Tailoring conservation agriculture technologies to West Africa semi-arid zones: Building on traditional local practices for soil restoration
By Lahmar, Bationo, Lamso, Guero, Tittonell in Field Crops Research (2012)

Gaming for smallholder participation in the design of more sustainable agricultural landscapes
By Speelman, Garcia-Barrios, Groot, and Tittonell in Agr.Syst (2013)

Agroecology-based aggradation-conservation agriculture (ABACO): Targeting innovations to combat soil degradation and food insecurity in semi-arid Africa.
By Tittonell, Scopel, Andrieu, Posthumus, Mapfumo, et al. in Field Crops Research (2012)

When yield gaps are poverty traps: The paradigm of ecological intensification in African smallholder agriculture
By Tittonell and Giller in Field Crops Research (2013)

Comments

Pablo Tittonell is right in his approach but we should also take into account the changing climate conditions which strongly affect smallholder farmers in the tropics. Climate-smart agriculture (see https://www.fao.org/climatechange/climatesmart/en/) is an approach which combines the 3 objectives of food security, adaptation to and mitigation of climate change. And yes, it is particularly relevant at landscape scale, because this is the scale where tradeoffs between adaptation and mitigation are easier to achieve.

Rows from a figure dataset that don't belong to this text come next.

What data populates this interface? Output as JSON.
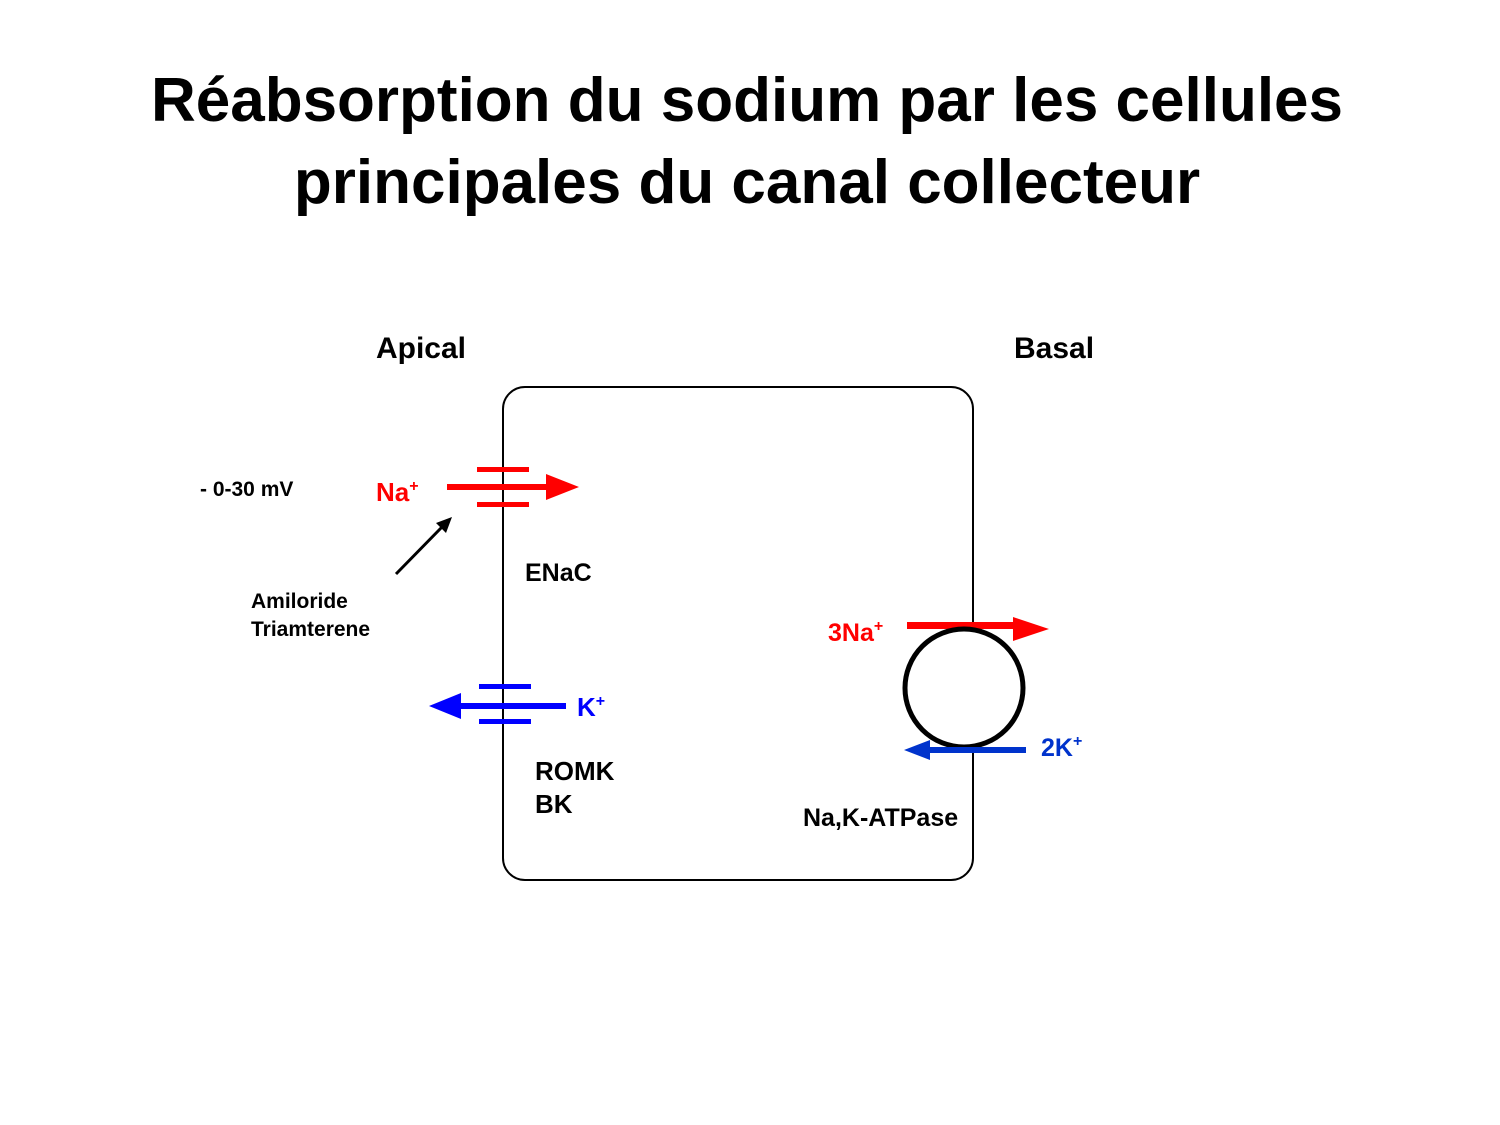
{
  "slide": {
    "title_line1": "Réabsorption du sodium par les cellules",
    "title_line2": "principales du canal collecteur"
  },
  "diagram": {
    "side_labels": {
      "apical": "Apical",
      "basal": "Basal"
    },
    "voltage": "- 0-30 mV",
    "enac": {
      "ion": "Na",
      "charge": "+",
      "channel_label": "ENaC",
      "color": "#ff0000"
    },
    "inhibitors": {
      "line1": "Amiloride",
      "line2": "Triamterene"
    },
    "k_channel": {
      "ion": "K",
      "charge": "+",
      "label_line1": "ROMK",
      "label_line2": "BK",
      "color": "#0000ff"
    },
    "pump": {
      "label": "Na,K-ATPase",
      "na_out": {
        "ion": "3Na",
        "charge": "+",
        "color": "#ff0000"
      },
      "k_in": {
        "ion": "2K",
        "charge": "+",
        "color": "#0033cc"
      }
    }
  }
}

Correction to my earlier comment: the landscape scale is where SYNERGIES between adaptation and mitigation can be acheived, not tradeoffs! Sorry for typing too fast.

I note a key message from both Dr. Tittonell and Torquebaiu is that landscape scale is the entry point for a new paradigm. This is the scale at which we can create an agriculture that is more aligned with natural realities, because nature's process occur at these scales and higher. It is also an important scale to address socio-economic inequities related to gender, age, and the socially disadvantaged. The social landscape is also complex, and trade offs occur at all scales with any interventions.

Thanks Emmanuel, Deborah, for your comments. I concur: the landscape is the entry point for ecological intensification of agriculture, and the right scale at which both tradeoff and synergies around climate smart agriculture can be explored. One of such trade-offs is, typically, the ability to capture and store carbon in agricultural landscapes for both resource use efficiency and mitigation purposes (from a plant nutrition standpoint, carbon is most useful she it decomposes).
For further thoughts and evidence on this please take a look at these presentations from parallel section 8 during the global conference on climate smart agriculture (Davis, 2013):
https://climatesmart.ucdavis.edu/videos.html

In exploring such questions, classical agronomy falls short of methods. We need to assess tradeoffs and synergies by considering ecosystem services and productivity at larger scales, beyond the field plot or the single farm. It is at large scale where synergies are often possible (e.g. Barraquand and Martinet, 2011, Ecol Econ 70, 910-920; Polasky et al., 2008. Biol. Conserv. 141). When moving in scales from farm to landscapes we move from individual to collective decision making, which needs also other tools (e.g. Speelman et al, 2013 AgSys).